Mixed Up is a remix album by English rock band the Cure, released on 20 November 1990 by Fiction Records. The songs are remixes of some of their hits, reflecting the popularity of remixing of existing songs and dance culture of the late 1980s and early 1990s. In 2018, a sequel was released titled Torn Down.

Most of the songs are extended mixes. Several had been previously released on 12" singles, but some are completely remade, with Smith recutting vocals due to the original tapes not being available. The record closes with the extended version of a new single, "Never Enough". The remix of "Pictures of You" was originally released under the title "(Strange Mix)".  In an interview featured on the Trilogy DVD, singer Robert Smith described the remix album as something "fun after the doom and gloom of Disintegration".

The Cure also released some other new mixes as the b-sides of the singles from Mixed Up: the first single, "Never Enough", featured a remix of "Let's Go to Bed", entitled "Let's Go to Bed" (Milk Mix) (on the 12", cassette and CD versions), as well as a new song, "Harold and Joe", while the second single, "Close to Me (Remix)" contained "Just Like Heaven" (Dizzy Mix) (on all formats) and "Primary" (Red Mix) (on the 12", CD and cassette versions) as B-sides, the third single, "A Forest" (Tree Mix) contained the original version of the song and "Inbetween Days" (Shiver Mix) (only on 5-inch CD) as B-sides.

Track listing

LP edition

CD edition

Notes
 CD editions do not include "Why Can't I Be You?" (Extended Remix), this was due to the 74-minute (later 80-minute) limit necessary to be compliant with the Compact Disc standard.
As the original master tapes could not be found, "A Forest" and "The Walk" are not remixes, they are re-recordings.
Over time, the CD edition has slightly changed. At the time of release, the words "Mixed Up" at the bottom of the cover were white in a box, but have since changed to black in a box. Also, the order of text on the CD disc has slightly been rearranged. Also, the track listing on the back cover, text in the liner notes and the text on the album cover (bar the small "Mixed Up" at the bottom) were originally a metallic. Now they are grey.

2018 remastered reissue
On 21 April 2018, Mixed Up was released as a remastered deluxe edition. The accompanying statement read: "Robert Smith has remastered The Cure's remix album from 1990. Now presented for the first time as double picture disc set in a gatefold sleeve with a download voucher."
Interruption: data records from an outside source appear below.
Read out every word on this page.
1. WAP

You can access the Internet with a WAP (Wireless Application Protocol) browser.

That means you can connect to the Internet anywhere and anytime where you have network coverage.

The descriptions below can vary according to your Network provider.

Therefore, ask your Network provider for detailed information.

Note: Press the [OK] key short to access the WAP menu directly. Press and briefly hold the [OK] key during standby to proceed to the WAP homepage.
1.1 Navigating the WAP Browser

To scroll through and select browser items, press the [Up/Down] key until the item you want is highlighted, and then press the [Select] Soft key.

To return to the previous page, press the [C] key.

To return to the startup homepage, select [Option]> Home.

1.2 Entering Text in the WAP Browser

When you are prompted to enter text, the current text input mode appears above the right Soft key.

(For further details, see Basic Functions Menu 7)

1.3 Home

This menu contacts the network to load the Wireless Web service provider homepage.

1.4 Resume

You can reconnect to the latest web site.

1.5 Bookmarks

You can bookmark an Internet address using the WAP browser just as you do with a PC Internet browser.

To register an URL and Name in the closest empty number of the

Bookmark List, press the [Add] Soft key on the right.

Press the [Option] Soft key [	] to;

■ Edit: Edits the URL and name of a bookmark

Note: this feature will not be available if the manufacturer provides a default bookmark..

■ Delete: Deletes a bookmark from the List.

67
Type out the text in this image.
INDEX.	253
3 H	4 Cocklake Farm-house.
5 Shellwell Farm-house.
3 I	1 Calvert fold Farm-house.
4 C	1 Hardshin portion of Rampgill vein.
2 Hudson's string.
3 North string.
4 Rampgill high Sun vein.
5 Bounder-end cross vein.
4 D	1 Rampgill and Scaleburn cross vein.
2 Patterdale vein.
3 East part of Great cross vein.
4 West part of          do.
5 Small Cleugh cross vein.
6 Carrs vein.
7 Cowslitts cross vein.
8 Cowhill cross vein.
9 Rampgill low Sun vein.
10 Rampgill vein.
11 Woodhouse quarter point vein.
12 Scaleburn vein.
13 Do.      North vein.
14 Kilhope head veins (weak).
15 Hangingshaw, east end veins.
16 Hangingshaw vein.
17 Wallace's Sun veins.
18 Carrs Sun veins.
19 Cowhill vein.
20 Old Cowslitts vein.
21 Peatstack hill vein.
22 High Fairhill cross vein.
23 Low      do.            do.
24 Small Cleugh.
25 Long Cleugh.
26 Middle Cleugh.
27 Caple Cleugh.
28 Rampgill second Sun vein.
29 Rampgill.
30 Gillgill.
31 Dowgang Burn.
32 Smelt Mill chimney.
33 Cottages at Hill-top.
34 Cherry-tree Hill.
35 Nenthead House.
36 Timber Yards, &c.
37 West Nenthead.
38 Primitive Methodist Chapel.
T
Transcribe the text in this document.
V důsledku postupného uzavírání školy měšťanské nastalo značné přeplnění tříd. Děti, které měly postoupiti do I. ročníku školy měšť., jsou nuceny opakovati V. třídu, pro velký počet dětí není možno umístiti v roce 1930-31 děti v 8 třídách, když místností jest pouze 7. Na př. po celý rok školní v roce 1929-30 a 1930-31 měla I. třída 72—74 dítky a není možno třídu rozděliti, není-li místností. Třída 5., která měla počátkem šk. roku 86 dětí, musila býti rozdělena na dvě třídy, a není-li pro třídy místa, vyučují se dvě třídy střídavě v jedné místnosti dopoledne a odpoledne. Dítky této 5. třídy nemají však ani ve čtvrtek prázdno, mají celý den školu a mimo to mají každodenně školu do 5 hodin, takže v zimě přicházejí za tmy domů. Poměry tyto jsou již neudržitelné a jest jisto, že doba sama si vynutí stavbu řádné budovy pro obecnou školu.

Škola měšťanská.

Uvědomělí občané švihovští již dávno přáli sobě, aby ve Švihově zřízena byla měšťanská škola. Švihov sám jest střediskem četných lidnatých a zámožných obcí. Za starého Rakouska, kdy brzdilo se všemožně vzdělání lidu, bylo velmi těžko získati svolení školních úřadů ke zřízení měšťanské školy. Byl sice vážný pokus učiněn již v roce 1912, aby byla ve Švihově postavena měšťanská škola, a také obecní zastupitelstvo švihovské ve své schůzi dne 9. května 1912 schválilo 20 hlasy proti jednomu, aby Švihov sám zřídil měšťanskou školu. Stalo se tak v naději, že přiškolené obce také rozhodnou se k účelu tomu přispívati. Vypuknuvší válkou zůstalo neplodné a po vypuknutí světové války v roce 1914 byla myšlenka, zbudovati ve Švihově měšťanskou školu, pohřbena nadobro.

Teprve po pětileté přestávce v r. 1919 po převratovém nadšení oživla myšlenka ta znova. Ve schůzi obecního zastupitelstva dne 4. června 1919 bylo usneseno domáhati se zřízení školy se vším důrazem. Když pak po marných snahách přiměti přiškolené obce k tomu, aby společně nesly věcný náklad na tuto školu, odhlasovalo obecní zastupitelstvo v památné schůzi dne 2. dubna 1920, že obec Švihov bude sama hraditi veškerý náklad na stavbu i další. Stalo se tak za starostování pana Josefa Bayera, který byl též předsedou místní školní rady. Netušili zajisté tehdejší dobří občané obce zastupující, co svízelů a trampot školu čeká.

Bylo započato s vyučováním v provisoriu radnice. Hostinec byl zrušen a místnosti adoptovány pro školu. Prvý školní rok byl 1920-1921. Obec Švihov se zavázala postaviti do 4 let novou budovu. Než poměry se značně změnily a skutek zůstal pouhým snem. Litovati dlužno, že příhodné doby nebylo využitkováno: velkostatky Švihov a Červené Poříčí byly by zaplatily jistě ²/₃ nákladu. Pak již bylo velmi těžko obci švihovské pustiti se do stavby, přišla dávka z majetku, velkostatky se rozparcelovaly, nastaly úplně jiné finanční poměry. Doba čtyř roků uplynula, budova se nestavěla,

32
A 3-disc deluxe edition of Mixed Up was released on 15 June 2018. The announcement read: "The Mixed Up 3-CD set includes Mixed Up, a second disc of rare remixes from 1981 through 1990, and a third disc of brand new remixes by Robert Smith. All the material has been remastered in 2018, or, with respect to Torn Down, mixed in 2018."

In an interview with BBC Radio 6, Robert Smith confirmed that this release marks the continuation of The Cure's deluxe edition re-release campaign, and that the deluxe edition of Wish had been completed and would follow.

CD 1: Mixed Up (remastered by Robert Smith 2018)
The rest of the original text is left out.